When his mother died in 1949, his three older siblings went to work while Frank took on cooking for the family. With his father often at the racetrack and money short, he learned to be creative in the kitchen — a skill that stayed with him throughout his life.
Frank started to paint in elementary school and was encouraged by John Hare, the watercolorist of seascapes and harbor scenes, who visited his school as part of an enrichment program.
In high school, Frank’s teachers asked him to draw and paint maps and murals on their blackboards to illustrate lessons. One art teacher, who spent summers in Provincetown, invited Frank to join him here, but Frank’s father refused to let him go.
Frank would in time raise his children in Provincetown and became an integral part of the community where he lived for 60 years.
Following high school, Frank enlisted in the Army and served as a photo lithographer in Germany, where he spent hours in the woods drawing and painting. That nascent love of nature could be seen in his paintings. While overseas, he visited the museums of Paris and painted murals for the Veterans’ Club.
After his release from the service and his return to New York, Frank entered an art contest and received a full scholarship to the School of Visual Arts in New York City. To support himself, he worked as a street artist, painting portraits and street scenes.
In 1959, Frank finally visited Provincetown with Greenwich Village artist Mal Newman, who had inspired the Starving Artist Studio where Frank worked.
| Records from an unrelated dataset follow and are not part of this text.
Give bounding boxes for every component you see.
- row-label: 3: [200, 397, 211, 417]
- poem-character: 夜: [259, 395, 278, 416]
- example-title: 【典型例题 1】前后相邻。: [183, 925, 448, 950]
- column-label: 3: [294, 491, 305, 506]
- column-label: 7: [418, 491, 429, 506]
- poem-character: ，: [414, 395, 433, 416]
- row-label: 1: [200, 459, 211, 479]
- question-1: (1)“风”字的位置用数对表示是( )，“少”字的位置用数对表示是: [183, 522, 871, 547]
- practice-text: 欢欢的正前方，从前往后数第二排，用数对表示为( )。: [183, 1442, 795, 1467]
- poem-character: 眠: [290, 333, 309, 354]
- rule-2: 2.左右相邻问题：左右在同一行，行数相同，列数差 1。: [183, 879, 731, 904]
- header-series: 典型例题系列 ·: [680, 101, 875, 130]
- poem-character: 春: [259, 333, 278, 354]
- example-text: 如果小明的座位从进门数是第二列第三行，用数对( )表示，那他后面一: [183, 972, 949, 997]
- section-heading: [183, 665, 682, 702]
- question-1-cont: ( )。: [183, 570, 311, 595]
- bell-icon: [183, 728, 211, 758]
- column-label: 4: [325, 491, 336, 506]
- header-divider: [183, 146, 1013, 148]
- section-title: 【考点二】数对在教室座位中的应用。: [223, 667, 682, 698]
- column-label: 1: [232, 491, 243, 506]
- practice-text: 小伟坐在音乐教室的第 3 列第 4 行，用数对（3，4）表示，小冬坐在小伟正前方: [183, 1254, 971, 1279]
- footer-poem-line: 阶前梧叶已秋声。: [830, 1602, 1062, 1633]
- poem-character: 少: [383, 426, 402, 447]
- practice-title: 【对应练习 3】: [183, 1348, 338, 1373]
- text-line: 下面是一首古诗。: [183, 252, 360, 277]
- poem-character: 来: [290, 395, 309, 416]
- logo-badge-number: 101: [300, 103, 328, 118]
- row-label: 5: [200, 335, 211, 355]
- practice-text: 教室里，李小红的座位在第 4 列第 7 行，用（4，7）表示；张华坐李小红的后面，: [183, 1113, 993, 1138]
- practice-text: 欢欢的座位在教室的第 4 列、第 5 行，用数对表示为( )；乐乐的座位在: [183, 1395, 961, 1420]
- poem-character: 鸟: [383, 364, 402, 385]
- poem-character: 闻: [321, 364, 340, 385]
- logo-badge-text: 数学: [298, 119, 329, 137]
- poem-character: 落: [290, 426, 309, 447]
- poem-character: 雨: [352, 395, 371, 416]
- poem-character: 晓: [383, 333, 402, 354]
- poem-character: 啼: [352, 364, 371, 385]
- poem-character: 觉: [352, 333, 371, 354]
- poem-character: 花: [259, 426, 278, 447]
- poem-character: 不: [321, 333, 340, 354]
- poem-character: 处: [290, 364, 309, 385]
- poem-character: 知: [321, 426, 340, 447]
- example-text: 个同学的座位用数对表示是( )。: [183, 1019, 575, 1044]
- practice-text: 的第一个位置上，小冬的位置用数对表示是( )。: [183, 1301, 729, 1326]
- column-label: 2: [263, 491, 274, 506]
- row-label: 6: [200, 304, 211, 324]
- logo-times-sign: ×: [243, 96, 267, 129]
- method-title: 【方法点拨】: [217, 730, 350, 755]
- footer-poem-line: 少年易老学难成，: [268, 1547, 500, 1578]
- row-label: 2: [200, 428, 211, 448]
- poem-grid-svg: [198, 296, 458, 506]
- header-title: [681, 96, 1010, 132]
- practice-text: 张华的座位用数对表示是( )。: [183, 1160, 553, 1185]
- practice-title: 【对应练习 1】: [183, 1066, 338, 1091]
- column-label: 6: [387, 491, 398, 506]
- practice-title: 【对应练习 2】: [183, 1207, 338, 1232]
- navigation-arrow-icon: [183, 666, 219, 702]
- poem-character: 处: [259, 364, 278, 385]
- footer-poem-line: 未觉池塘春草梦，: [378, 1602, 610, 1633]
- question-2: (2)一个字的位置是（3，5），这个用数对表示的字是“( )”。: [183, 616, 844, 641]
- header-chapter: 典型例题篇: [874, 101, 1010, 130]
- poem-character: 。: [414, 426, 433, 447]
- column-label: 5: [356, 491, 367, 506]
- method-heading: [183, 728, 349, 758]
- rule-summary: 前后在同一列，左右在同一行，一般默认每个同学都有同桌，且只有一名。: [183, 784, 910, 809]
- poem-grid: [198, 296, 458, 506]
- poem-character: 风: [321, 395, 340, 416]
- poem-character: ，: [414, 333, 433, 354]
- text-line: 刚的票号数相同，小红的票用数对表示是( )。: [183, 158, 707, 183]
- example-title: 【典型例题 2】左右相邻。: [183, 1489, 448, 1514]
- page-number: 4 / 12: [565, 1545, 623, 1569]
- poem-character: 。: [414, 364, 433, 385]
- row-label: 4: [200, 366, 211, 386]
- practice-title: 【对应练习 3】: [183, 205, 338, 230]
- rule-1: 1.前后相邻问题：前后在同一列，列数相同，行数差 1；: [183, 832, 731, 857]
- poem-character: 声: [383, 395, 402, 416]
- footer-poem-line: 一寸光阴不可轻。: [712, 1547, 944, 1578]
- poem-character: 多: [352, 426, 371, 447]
In Provincetown he found his artistic home.
In addition to landscapes, especially trees rendered in various intensities of light and mist, Frank painted still lifes. He was known for his paintings of pears and lilacs; he also painted animals, notably his cat Dimitri set against a still life of oranges.
Classic Provincetown themes, such as fishing boats, also attracted Frank’s attention. At first, he would name the boats he painted, but he once explained that each time he named a boat in a painting it would sink at sea or burn or somehow court disaster, so he stopped naming the boats, to spare them, he said, “the curse of the artist’s hand.” He also painted the town, the Universalist Church, and the East End Cottages.
Frank was known for encouraging younger artists. He and Katrina Walker showed their work together in “A Town for All Seasons” at the Provincetown Commons in 2021. Walker’s account of Frank’s mentorship was reported that year in the Independent by André van der Wende: “I’ve always been the kind of person who thought my art wasn’t enough,” Walker told van der Wende. But Frank had encouraged her, declaring, “You’re a painter.”
“Frank Milby was recognized by many to be a master in whatever medium he chose,” said his friend Dennis Minsky. “He excelled in everything but self-promotion. Most people in the know believe his work will be recognized for generations to come as representative of Provincetown’s best art. On top of all that, he was a sweet, gentle man.”
Frank is survived by his wife, Karen Leighton, of Provincetown. They had been together for 57 years but were just married in 2022. He is also survived by his son, Brandon, of Dorchester and three daughters, Anne of Danbury, Conn., Kathryn of Hygiene, Colo., and Shaila of Lake Geneva, Wisc., as well as by his only living sibling, Vivian. He leaves 12 grandchildren, eight great-grandchildren, and many friends.
He was preceded in death by four brothers and two grandchildren.
Frank will be remembered during services on Sunday, Aug. 27 at St. Mary of the Harbor Church, 517 Commercial St., beginning at 10 a.m. and afterward at 11:15 with coffee and conversation in the church’s parish hall. A celebration of his life will take place at the Beachcombers Club on Sunday, Oct. 8.
Donations in Frank’s memory may go to the PAAM Youth Education Fund or the VNA Hospice, 25 Common Way, Hyannis 02601.